The day after receiving the 2016 Pritzker Laureate at the United Nations, Alejandro Aravena discussed with the SDG Fund how the work of architects and development funds like the SDG Fund is complementary in reaching sustainable cities and communities (Sustainable Development Goal 11).
How do you think the SDG Fund can contribute to align the efforts of the architecture world and development actors?
If there is any power in architecture, it is the power of synthesis. The more complex the problems, and this is the case when looking at the built environment, the greater the need for synthesis. The very core of our practice is the capacity to organize information in a proposal in a rather synthetic way. However, architects do not normally pay attention to the right questions. We may be dealing with problems that only interest other architects, so from funds like this, from the UN, we may be getting the right brief, the right questions, the right challenges on which then to apply this powerful tool of the project – synthesis of complexity.

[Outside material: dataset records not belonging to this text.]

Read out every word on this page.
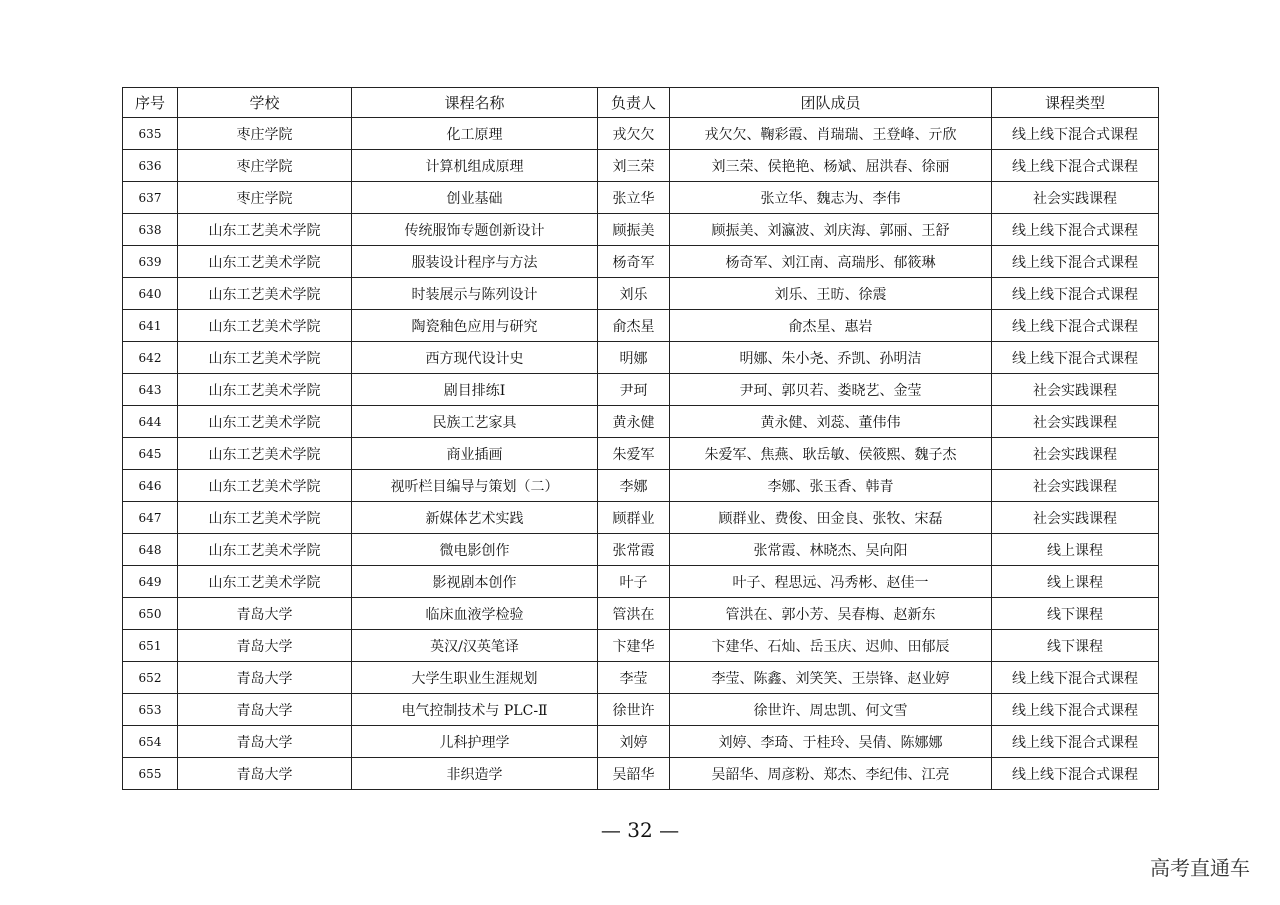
序号	学校	课程名称	负责人	团队成员	课程类型
635	枣庄学院	化工原理	戎欠欠	戎欠欠、鞠彩霞、肖瑞瑞、王登峰、亓欣	线上线下混合式课程
636	枣庄学院	计算机组成原理	刘三荣	刘三荣、侯艳艳、杨斌、屈洪春、徐丽	线上线下混合式课程
637	枣庄学院	创业基础	张立华	张立华、魏志为、李伟	社会实践课程
638	山东工艺美术学院	传统服饰专题创新设计	顾振美	顾振美、刘瀛波、刘庆海、郭丽、王舒	线上线下混合式课程
639	山东工艺美术学院	服装设计程序与方法	杨奇军	杨奇军、刘江南、高瑞彤、郁筱琳	线上线下混合式课程
640	山东工艺美术学院	时装展示与陈列设计	刘乐	刘乐、王昉、徐震	线上线下混合式课程
641	山东工艺美术学院	陶瓷釉色应用与研究	俞杰星	俞杰星、惠岩	线上线下混合式课程
642	山东工艺美术学院	西方现代设计史	明娜	明娜、朱小尧、乔凯、孙明洁	线上线下混合式课程
643	山东工艺美术学院	剧目排练Ⅰ	尹珂	尹珂、郭贝若、娄晓艺、金莹	社会实践课程
644	山东工艺美术学院	民族工艺家具	黄永健	黄永健、刘蕊、董伟伟	社会实践课程
645	山东工艺美术学院	商业插画	朱爱军	朱爱军、焦燕、耿岳敏、侯筱熙、魏子杰	社会实践课程
646	山东工艺美术学院	视听栏目编导与策划（二）	李娜	李娜、张玉香、韩青	社会实践课程
647	山东工艺美术学院	新媒体艺术实践	顾群业	顾群业、费俊、田金良、张牧、宋磊	社会实践课程
648	山东工艺美术学院	微电影创作	张常霞	张常霞、林晓杰、吴向阳	线上课程
649	山东工艺美术学院	影视剧本创作	叶子	叶子、程思远、冯秀彬、赵佳一	线上课程
650	青岛大学	临床血液学检验	管洪在	管洪在、郭小芳、吴春梅、赵新东	线下课程
651	青岛大学	英汉/汉英笔译	卞建华	卞建华、石灿、岳玉庆、迟帅、田郁辰	线下课程
652	青岛大学	大学生职业生涯规划	李莹	李莹、陈鑫、刘笑笑、王崇锋、赵业婷	线上线下混合式课程
653	青岛大学	电气控制技术与 PLC-Ⅱ	徐世许	徐世许、周忠凯、何文雪	线上线下混合式课程
654	青岛大学	儿科护理学	刘婷	刘婷、李琦、于桂玲、吴倩、陈娜娜	线上线下混合式课程
655	青岛大学	非织造学	吴韶华	吴韶华、周彦粉、郑杰、李纪伟、江亮	线上线下混合式课程
— 32 —
高考直通车
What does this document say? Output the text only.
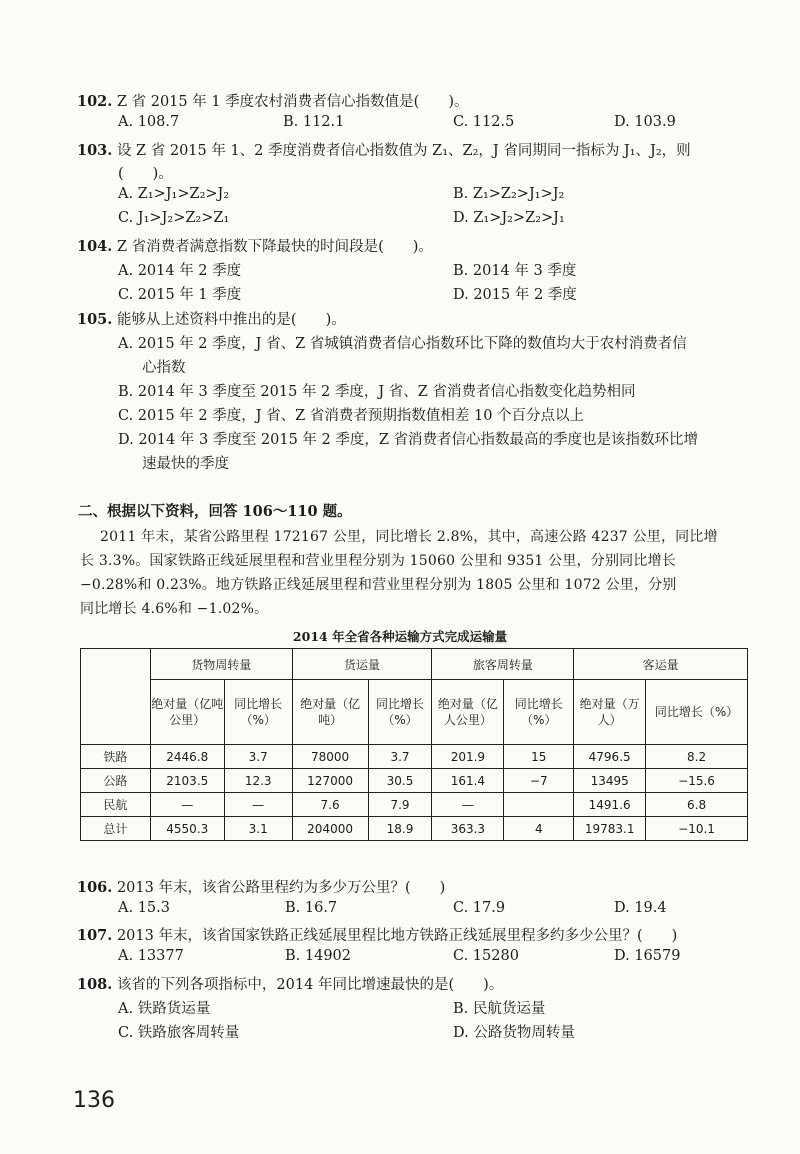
102. Z 省 2015 年 1 季度农村消费者信心指数值是(　　)。
A. 108.7	B. 112.1	C. 112.5	D. 103.9
103. 设 Z 省 2015 年 1、2 季度消费者信心指数值为 Z₁、Z₂，J 省同期同一指标为 J₁、J₂，则
(　　)。
A. Z₁>J₁>Z₂>J₂	B. Z₁>Z₂>J₁>J₂
C. J₁>J₂>Z₂>Z₁	D. Z₁>J₂>Z₂>J₁
104. Z 省消费者满意指数下降最快的时间段是(　　)。
A. 2014 年 2 季度	B. 2014 年 3 季度
C. 2015 年 1 季度	D. 2015 年 2 季度
105. 能够从上述资料中推出的是(　　)。
A. 2015 年 2 季度，J 省、Z 省城镇消费者信心指数环比下降的数值均大于农村消费者信
心指数
B. 2014 年 3 季度至 2015 年 2 季度，J 省、Z 省消费者信心指数变化趋势相同
C. 2015 年 2 季度，J 省、Z 省消费者预期指数值相差 10 个百分点以上
D. 2014 年 3 季度至 2015 年 2 季度，Z 省消费者信心指数最高的季度也是该指数环比增
速最快的季度
二、根据以下资料，回答 106～110 题。
2011 年末，某省公路里程 172167 公里，同比增长 2.8%，其中，高速公路 4237 公里，同比增
长 3.3%。国家铁路正线延展里程和营业里程分别为 15060 公里和 9351 公里，分别同比增长
−0.28%和 0.23%。地方铁路正线延展里程和营业里程分别为 1805 公里和 1072 公里，分别
同比增长 4.6%和 −1.02%。
2014 年全省各种运输方式完成运输量
	货物周转量		货运量		旅客周转量		客运量	
	绝对量（亿吨公里）	同比增长（%）	绝对量（亿吨）	同比增长（%）	绝对量（亿人公里）	同比增长（%）	绝对量（万人）	同比增长（%）
铁路	2446.8	3.7	78000	3.7	201.9	15	4796.5	8.2
公路	2103.5	12.3	127000	30.5	161.4	−7	13495	−15.6
民航	—	—	7.6	7.9	—		1491.6	6.8
总计	4550.3	3.1	204000	18.9	363.3	4	19783.1	−10.1
106. 2013 年末，该省公路里程约为多少万公里？(　　)
A. 15.3	B. 16.7	C. 17.9	D. 19.4
107. 2013 年末，该省国家铁路正线延展里程比地方铁路正线延展里程多约多少公里？(　　)
A. 13377	B. 14902	C. 15280	D. 16579
108. 该省的下列各项指标中，2014 年同比增速最快的是(　　)。
A. 铁路货运量	B. 民航货运量
C. 铁路旅客周转量	D. 公路货物周转量
136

In what ways do you think architects can make a contribution to achieve the sustainable development goals?
When the discussion is too generic or too broad, then we miss the opportunity to translate it into concrete improvement. In that sense, we can provide the right examples to point to instead of just making generic statements that everybody agrees with, but which leave you with no tools to operate in your everyday practice. I would say this is the kind of dialogue that I would expect from a fund like this – to get the right questions and for architecture to synthesize it into the right answers.
On different occasions you refer to the housing crisis. What solutions do you think are the most effective for it? What are the most pressing issues in urban spaces?
Migration to cities is happening at a speed, at a scale and with a scarcity of means that has no precedence in human history. I would call it the “Three S Menace” – the scale, speed and scarcity. Out of the three billion people living in cities today, one billion is under the poverty line. By 2030, out of the five billion people living in cities, two billion will be living under the poverty line. This means that we have to build a one million people city per week, on average with an income of $10,000 per family. If we don’t solve this equation, it’s not that people will stop coming to cities, they will come anyhow looking for opportunities, but they will live in awful conditions.
One of the biggest challenges is to be able to find a way to provide the right accommodation for these new urban migrants.
At the very core of our practice, there is a powerful tool to contribute to correcting inequalities in a much shorter period of time. I would say that cities, in that sense, are a shortcut towards equality. If you strategically identify projects in the city, in public transportation, in infrastructure, in public space, in housing, then you can improve quality of life without having to wait for income redistribution.